Por entre Awol Marina, tema inaugural da segunda aventura discográfica, No Tear, All Waters, Hood, Dark Parts, Perry, Look Out, Look Out, Mr. Peterson e Learning – as quatro últimas resgatadas do disco de estreia -, Mike Hadreas brindou ainda os presentes com uma versão de Helpless, de Neil Young, interpretada com uma fragilidade enternecedora, e, quase no final, com Oh Father, de Madonna, à qual roubou alguns versos.

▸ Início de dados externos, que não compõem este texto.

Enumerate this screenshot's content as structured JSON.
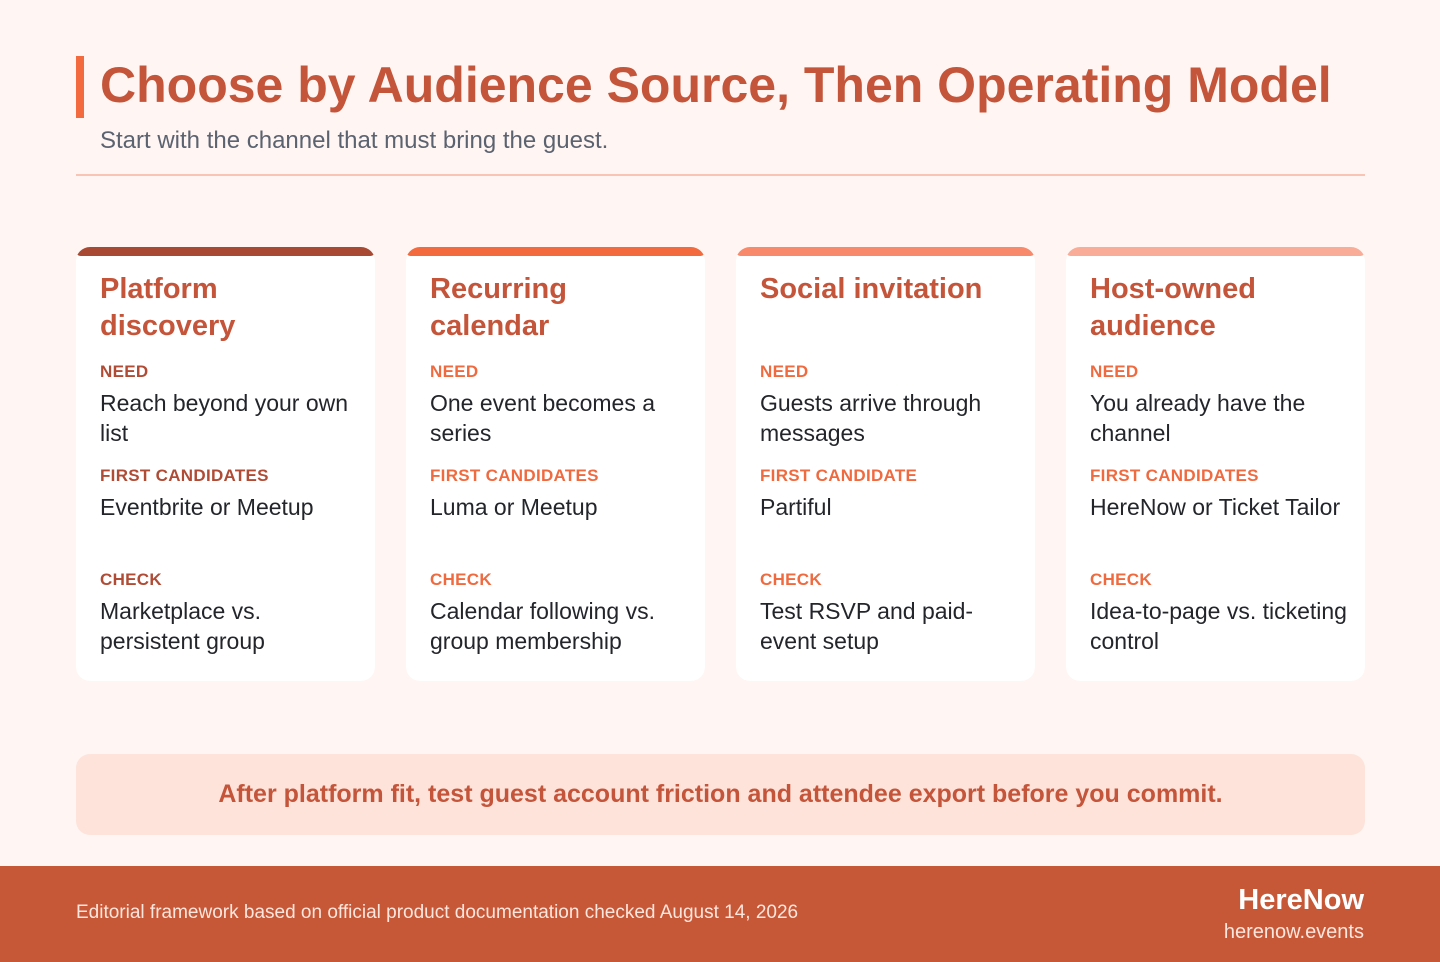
{
  "header": {
    "title": "Choose by Audience Source, Then Operating Model",
    "subtitle": "Start with the channel that must bring the guest."
  },
  "cards": [
    {
      "title": "Platform discovery",
      "accent": "#a84a33",
      "label_color": "#b04c35",
      "need_label": "NEED",
      "need": "Reach beyond your own list",
      "candidates_label": "FIRST CANDIDATES",
      "candidates": "Eventbrite or Meetup",
      "check_label": "CHECK",
      "check": "Marketplace vs. persistent group"
    },
    {
      "title": "Recurring calendar",
      "accent": "#f26a3d",
      "label_color": "#f06a3f",
      "need_label": "NEED",
      "need": "One event becomes a series",
      "candidates_label": "FIRST CANDIDATES",
      "candidates": "Luma or Meetup",
      "check_label": "CHECK",
      "check": "Calendar following vs. group membership"
    },
    {
      "title": "Social invitation",
      "accent": "#f8896b",
      "label_color": "#f06a3f",
      "need_label": "NEED",
      "need": "Guests arrive through messages",
      "candidates_label": "FIRST CANDIDATE",
      "candidates": "Partiful",
      "check_label": "CHECK",
      "check": "Test RSVP and paid-event setup"
    },
    {
      "title": "Host-owned audience",
      "accent": "#f9ad98",
      "label_color": "#f06a3f",
      "need_label": "NEED",
      "need": "You already have the channel",
      "candidates_label": "FIRST CANDIDATES",
      "candidates": "HereNow or Ticket Tailor",
      "check_label": "CHECK",
      "check": "Idea-to-page vs. ticketing control"
    }
  ],
  "callout": {
    "text": "After platform fit, test guest account friction and attendee export before you commit."
  },
  "footer": {
    "note": "Editorial framework based on official product documentation checked August 14, 2026",
    "brand": "HereNow",
    "url": "herenow.events"
  }
}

Dado a poucas conversas – a timidez assenta-lhe bem, na verdade – convenceu com a sua extrema delicadeza e profundidade os que não esperam, dum concerto de final de tarde, um aquecimento para o que vem aí a seguir.
Aloe Blacc, o nome que se seguiu no palco Super Bock, manteve a aura de positivismo com que a espanholita Bebe já havia brindado os presentes, ao fim da tarde. Atitude que é já do seu apanágio, contida nos apelos frequentes à paz e ao amor, surgidos logo ao primeiro tema, Polititians, marcado por uma curta coreografia gestual de corações formados com as mãos e sinais da paz.
Ao longo destes três dias de festa na aldeia do Meco, muitos foram os bailarinos de alta estripe que subiram ao palco principal. De memória, refira-se Owen Clark, teclista dos Hot Chip, que até tem uma página de facebook criada emhomenagem aos seus rebuscados passos de dança; o bambolear incontrolável de Ed Macfarlane, o rechonchudo vocalista dos Friendly Fires; e, a tom mais profissional, a elasticidade surpreendente do bailarino que acompanhou M.I.A. em palco. Por sua vez, o autor de Loving You Is Killing Me também não quis destoar, desdobrado em moonwalks sofisticados ao logo de Downtown Tonight, e tantos outros movimentos gingões, ao longo da atuação.
O maior trunfo, I Need a Dollar, ficou, claro está, guardado para o final, no término de um concerto que o cantor disse esperar ter sido visto em boa companhia. Caso contrário, ficou o voto ou a sugestão para que esta fosse encontrada pelo festival.
Com a noite a cair sobre o Meco, os suecos Little Dragon arrancaram dos presentes os primeiros passos de dança do dia. Uma excêntrica Yukimi Nagano, que se apresentou em palco de óculos de sol e chapéu de palha, que lhe tapavam o rosto miúdo, ofereceu aos que no palco secundário se concentravam um alinhamento onde a eletrónica foi rainha e senhora, com o mais recente disco, “Little Union”, de 2011, a receber grande parte da atenção do grupo, ainda composto por Erik Bodin, Frederik Källgren Wallin, Arild Werling e Haka Wirenstrand, ao serviço dos sintetizadores, bateria e cowbell.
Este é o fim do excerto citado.